Data governance has become a code word for preparing your databases for regulatory compliance. When you utter those two words together - data governance - what usually pops into people's heads is thoughts of Sarbanes-Oxley and HIPAA and government regulations. But what is the true definition of data governance? According to BitPipe: Data governance refers to the overall management of the availability, usability, integrity, and security of the data employed in an enterprise. A sound data governance program includes a governing body or council, a defined set of procedures, and a plan to execute those procedures.
So, does this imply that organizations that are already managing the availability, usability, integrity, and security of their data are ahead of the game when it comes to regulatory compliance? Yes, I believe it does. This is probably why the term "data governance" has been conflated with "regulatory compliance."
But what, if anything, is the difference between data governance and data administration? After all, data administration has been around for a long time and data governance seems to focus on similar issues: the usability, integrity and security of enterprise data.
The difference is the word “governance” and all that it implies. Why do we govern anything? Basically, it is to balance human self-interest with the common good. This is why countries create a government, right? We, the people, create governments to govern such that the common good is ensured for everyone.
So we can view data governance as the management practice that balances the general impulse to create data indiscriminately and copy it all over the place, without any definition or control, against the common good of well-defined, high quality data.

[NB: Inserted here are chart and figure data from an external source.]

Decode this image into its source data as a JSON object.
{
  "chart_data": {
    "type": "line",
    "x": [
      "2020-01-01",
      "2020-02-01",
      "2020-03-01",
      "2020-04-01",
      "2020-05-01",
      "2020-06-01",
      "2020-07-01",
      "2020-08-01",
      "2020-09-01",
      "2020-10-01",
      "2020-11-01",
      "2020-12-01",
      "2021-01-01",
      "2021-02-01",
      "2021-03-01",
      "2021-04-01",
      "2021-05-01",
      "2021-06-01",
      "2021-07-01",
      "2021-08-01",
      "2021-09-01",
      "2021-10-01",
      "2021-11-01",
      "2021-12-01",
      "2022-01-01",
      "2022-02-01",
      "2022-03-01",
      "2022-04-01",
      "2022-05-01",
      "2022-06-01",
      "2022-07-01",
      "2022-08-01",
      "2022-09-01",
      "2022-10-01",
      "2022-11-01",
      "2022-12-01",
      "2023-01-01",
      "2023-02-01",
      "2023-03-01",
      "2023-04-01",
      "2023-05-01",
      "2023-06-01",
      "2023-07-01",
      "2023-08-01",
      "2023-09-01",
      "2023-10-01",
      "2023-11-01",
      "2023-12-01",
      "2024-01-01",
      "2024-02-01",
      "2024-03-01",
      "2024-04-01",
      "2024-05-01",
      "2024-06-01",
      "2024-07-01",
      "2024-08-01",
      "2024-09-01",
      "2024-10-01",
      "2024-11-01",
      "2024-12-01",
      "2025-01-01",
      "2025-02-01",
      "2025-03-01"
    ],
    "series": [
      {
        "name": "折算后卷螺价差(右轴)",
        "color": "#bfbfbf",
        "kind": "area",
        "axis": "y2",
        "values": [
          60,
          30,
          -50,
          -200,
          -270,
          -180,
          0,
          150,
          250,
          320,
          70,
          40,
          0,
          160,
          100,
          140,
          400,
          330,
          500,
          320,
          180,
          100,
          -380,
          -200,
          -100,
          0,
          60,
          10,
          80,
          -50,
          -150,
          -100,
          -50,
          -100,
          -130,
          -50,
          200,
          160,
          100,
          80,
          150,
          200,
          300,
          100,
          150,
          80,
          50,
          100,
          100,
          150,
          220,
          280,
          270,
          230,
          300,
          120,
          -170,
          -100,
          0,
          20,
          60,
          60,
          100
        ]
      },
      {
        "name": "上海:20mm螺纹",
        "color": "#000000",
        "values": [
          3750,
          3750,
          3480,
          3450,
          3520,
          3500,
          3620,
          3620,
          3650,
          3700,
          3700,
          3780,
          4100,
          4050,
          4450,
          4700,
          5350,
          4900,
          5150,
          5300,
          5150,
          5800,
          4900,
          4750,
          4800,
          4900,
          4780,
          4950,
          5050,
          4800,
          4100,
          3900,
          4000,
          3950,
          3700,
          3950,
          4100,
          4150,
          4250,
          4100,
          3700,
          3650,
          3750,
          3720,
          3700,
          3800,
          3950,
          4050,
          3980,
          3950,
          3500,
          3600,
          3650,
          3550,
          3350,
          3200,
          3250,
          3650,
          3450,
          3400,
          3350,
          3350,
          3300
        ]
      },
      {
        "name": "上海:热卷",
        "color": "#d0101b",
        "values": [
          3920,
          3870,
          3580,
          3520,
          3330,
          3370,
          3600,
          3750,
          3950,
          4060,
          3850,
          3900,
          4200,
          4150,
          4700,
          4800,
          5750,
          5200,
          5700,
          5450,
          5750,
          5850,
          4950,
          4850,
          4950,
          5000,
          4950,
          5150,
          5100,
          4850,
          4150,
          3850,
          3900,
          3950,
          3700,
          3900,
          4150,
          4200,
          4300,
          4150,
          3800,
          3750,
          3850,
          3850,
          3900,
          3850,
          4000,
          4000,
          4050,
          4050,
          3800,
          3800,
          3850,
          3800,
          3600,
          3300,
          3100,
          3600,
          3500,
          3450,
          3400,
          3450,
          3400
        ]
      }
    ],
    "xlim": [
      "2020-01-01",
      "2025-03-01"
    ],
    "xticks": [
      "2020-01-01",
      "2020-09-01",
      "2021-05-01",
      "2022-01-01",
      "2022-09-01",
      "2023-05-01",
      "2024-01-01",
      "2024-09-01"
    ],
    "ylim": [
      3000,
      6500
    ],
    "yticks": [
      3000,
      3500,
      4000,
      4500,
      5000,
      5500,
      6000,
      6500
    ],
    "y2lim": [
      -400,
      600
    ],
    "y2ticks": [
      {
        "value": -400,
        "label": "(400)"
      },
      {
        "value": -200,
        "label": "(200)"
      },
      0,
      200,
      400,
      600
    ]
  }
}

The other implication of governance is that the whole organization should be involved. Governance is about organizational behavior. Contrast that with data administration which is usually controlled by a small group within IT that tries to involve business users, albeit with varying degrees of success.
Now let’s circle back to the regulatory compliance issue again. If you are building a proper data governance practice then you will have a better chance of passing a potential audit for regulatory compliance. In other words, assuring the proper governance of your data is what the regulations with which you must comply are “all about.” So how prepared is your organization in terms of data governance?
If you think about it, this is another way of saying something that I've been saying for awhile now - these regulations are basically just a way to get companies to start doing what they should have been doing all along! There would be no need for governmental regulations if corporations had been paying attention to these issues from day one.
So, does your company have a team of IT professionals focused on data governance? Or do you just have the DBA group, with anything even remotely relating to data getting foisted upon them? And is your IT group aligned with your lines of business so that each data element gets the proper treatment it requires for the business, as well as in terms of governmental regulations? Or do you hobble along with IT and business interacting only when necessary to gather program and database specs?
Of course, regulatory compliance is not the only driver for adopting data governance. Other information trends also drive the increasing popularity of data governance programs. For example, CRM projects focus on sharing data – in this case customer data – across multiple organizational units.
Another driving factor: data is all over the place, easier to get to, and the technology to implement systems using it is ubiquitous and inexpensive. So any business unit can just roll in a cheap server and implement their own database structures. Or even worse, just shove data into Excel spreadsheets on every user’s desktop PC. Compare this to the “old days” when all the data was centralized on the mainframe and only a few developers could get access to the data. It was easier to control things back then.
By mean of an analogy, think about the automobile industry. When cars were new they were expensive and only the rich owned them. So only a few needed to know how to drive. As cars became cheaper, more people owned them, so more people drove. And we needed to implement strict traffic laws.
Similarly, as more people have access to more data, we need more details about and controls upon our data. And that translates to needing a data governance practice. Make sense?